SLR is a proud member of the Alaska Miners Association and sponsor of the 2025 AMA Annual Convention and Trade Show. SLR supports responsible mineral development and mining operations throughout Alaska and care deeply about Alaskan communities and Alaskan miners. Please join us at the 2025 Alaska Miners Association Annual Convention and Trade Show where this year's focus will be on "Unleashing Alaska's Strength: Resources. Resilience. Responsibility."

Stop by our booth (Booth #100) to meet our exceptional team of engineers and scientists and Alaskan experts listed below and be sure to attend the Vendor Sessions from 3:30 - 5PM on Wednesday, November 5th, where Vincent Fricaud will be presenting an innovated approach dispersion modeling in Southcentral Alaska.

SLR experts will be attending, including Jeremy Scott Collyard, Vincent Fricaud, Vesi Yakimova, Chris Lindsey, Stan Flagel, Heather Simon, Mark Turner, Leigh High, Tom Robbins, and Dave Sacco.

High‑Resolution Weather Research Forecast for Air Quality Dispersion Modeling in Southcentral Alaska

Wednesday, November 5, 2025

Southern Alaska’s steep terrain, complex coastlines, and cryosphere–ocean interactions pose challenges for mesoscale prediction and for the meteorological inputs required by regulatory air‑quality dispersion models. We configured a high‑resolution Weather Research and Forecasting (WRF) system to generate project‑specific meteorology supporting air quality dispersion assessments for a mining facility. The setup uses nested domains down to ~1–4 km over southern Alaska with regionally tuned geographic inputs (USGS terrain and land‑use/land‑cover, glacier/ice‑field extents, refined water/shoreline masks). Because near‑surface structure and shear critically influence plume rise, transport, and dilution, the vertical grid was densified within the planetary boundary layer (PBL)—increasing levels below ~2 km AGL and concentrating layers in the lowest 1,500 m—to better resolve stability transitions, low‑level jets, katabatic flows, and marine inversions relevant to stack‑height meteorology.

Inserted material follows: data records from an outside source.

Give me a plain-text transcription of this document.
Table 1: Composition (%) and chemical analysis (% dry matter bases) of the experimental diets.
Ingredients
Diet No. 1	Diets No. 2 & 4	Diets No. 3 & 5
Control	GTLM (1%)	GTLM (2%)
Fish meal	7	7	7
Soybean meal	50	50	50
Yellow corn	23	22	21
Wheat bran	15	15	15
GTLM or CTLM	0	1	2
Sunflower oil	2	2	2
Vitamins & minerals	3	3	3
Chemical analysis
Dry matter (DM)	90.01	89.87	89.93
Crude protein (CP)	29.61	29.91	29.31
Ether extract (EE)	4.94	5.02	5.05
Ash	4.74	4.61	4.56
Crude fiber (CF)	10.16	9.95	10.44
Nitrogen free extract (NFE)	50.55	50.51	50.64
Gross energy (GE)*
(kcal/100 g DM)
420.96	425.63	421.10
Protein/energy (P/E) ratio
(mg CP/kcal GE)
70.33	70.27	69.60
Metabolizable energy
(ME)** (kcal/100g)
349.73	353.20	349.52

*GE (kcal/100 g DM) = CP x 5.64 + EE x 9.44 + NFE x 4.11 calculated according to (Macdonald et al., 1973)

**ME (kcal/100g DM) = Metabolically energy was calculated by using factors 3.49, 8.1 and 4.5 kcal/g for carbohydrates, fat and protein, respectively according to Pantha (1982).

To quantify sensitivity to large‑scale forcing, parallel experiments were driven by NARR, ERA5, and HRRR while holding physics options fixed within each suite. Additional data‑assimilation (DA) configurations cycled conventional observations (surface METARs, marine platforms, and upper‑air soundings/ROAB; radiances where applicable) to improve initial conditions for boundary‑layer and precipitation processes. Model skill was evaluated against independent surface and upper‑air datasets using U.S. EPA‑recommended approaches for meteorological model performance (bias, RMSE, IOA/correlation; precipitation contingency metrics; diurnal/seasonal stratifications; case studies of gap‑wind and drainage events).

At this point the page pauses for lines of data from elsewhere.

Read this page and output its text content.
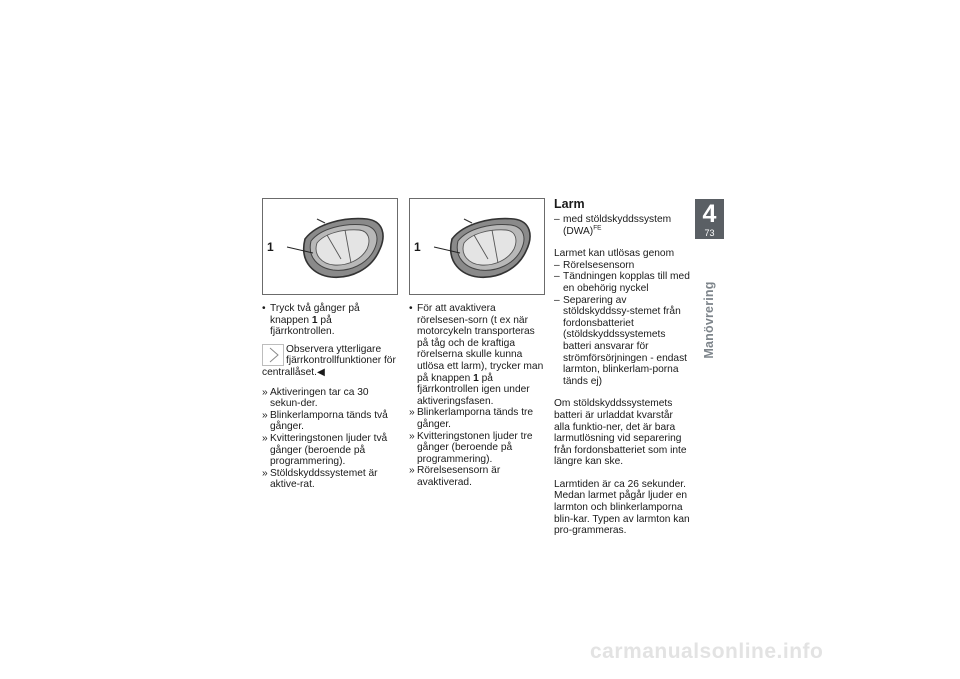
1
• Tryck två gånger på knappen 1 på fjärrkontrollen.
Observera ytterligare fjärrkontrollfunktioner för
centrallåset.◀
» Aktiveringen tar ca 30 sekun-der.
» Blinkerlamporna tänds två gånger.
» Kvitteringstonen ljuder två gånger (beroende på programmering).
» Stöldskyddssystemet är aktive-rat.
1
• För att avaktivera rörelsesen-sorn (t ex när motorcykeln transporteras på tåg och de kraftiga rörelserna skulle kunna utlösa ett larm), trycker man på knappen 1 på fjärrkontrollen igen under aktiveringsfasen.
» Blinkerlamporna tänds tre gånger.
» Kvitteringstonen ljuder tre gånger (beroende på programmering).
» Rörelsesensorn är avaktiverad.
Larm
– med stöldskyddssystem (DWA)$^{FE}$
Larmet kan utlösas genom
– Rörelsesensorn
– Tändningen kopplas till med en obehörig nyckel
– Separering av stöldskyddssy-stemet från fordonsbatteriet (stöldskyddssystemets batteri ansvarar för strömförsörjningen - endast larmton, blinkerlam-porna tänds ej)
Om stöldskyddssystemets batteri är urladdat kvarstår alla funktio-ner, det är bara larmutlösning vid separering från fordonsbatteriet som inte längre kan ske.
Larmtiden är ca 26 sekunder. Medan larmet pågår ljuder en larmton och blinkerlamporna blin-kar. Typen av larmton kan pro-grammeras.
4
73
Manövrering
carmanualsonline.info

Results show that (i) region‑specific geographic inputs and targeted DA systematically improve near‑surface winds, temperature, and stability; (ii) enhanced vertical resolution in the PBL materially improves representation of low‑level shear, inversion strength, and plume‑relevant turbulence metrics; and (iii) higher‑resolution forcing (e.g., HRRR) sharpens mesoscale flows while broader reanalyses (e.g., ERA5) provide robust synoptic constraints. The workflow delivers defensible, dispersion‑ready meteorology for air‑quality modeling and establishes performance benchmarks for Alaska‑focused applications.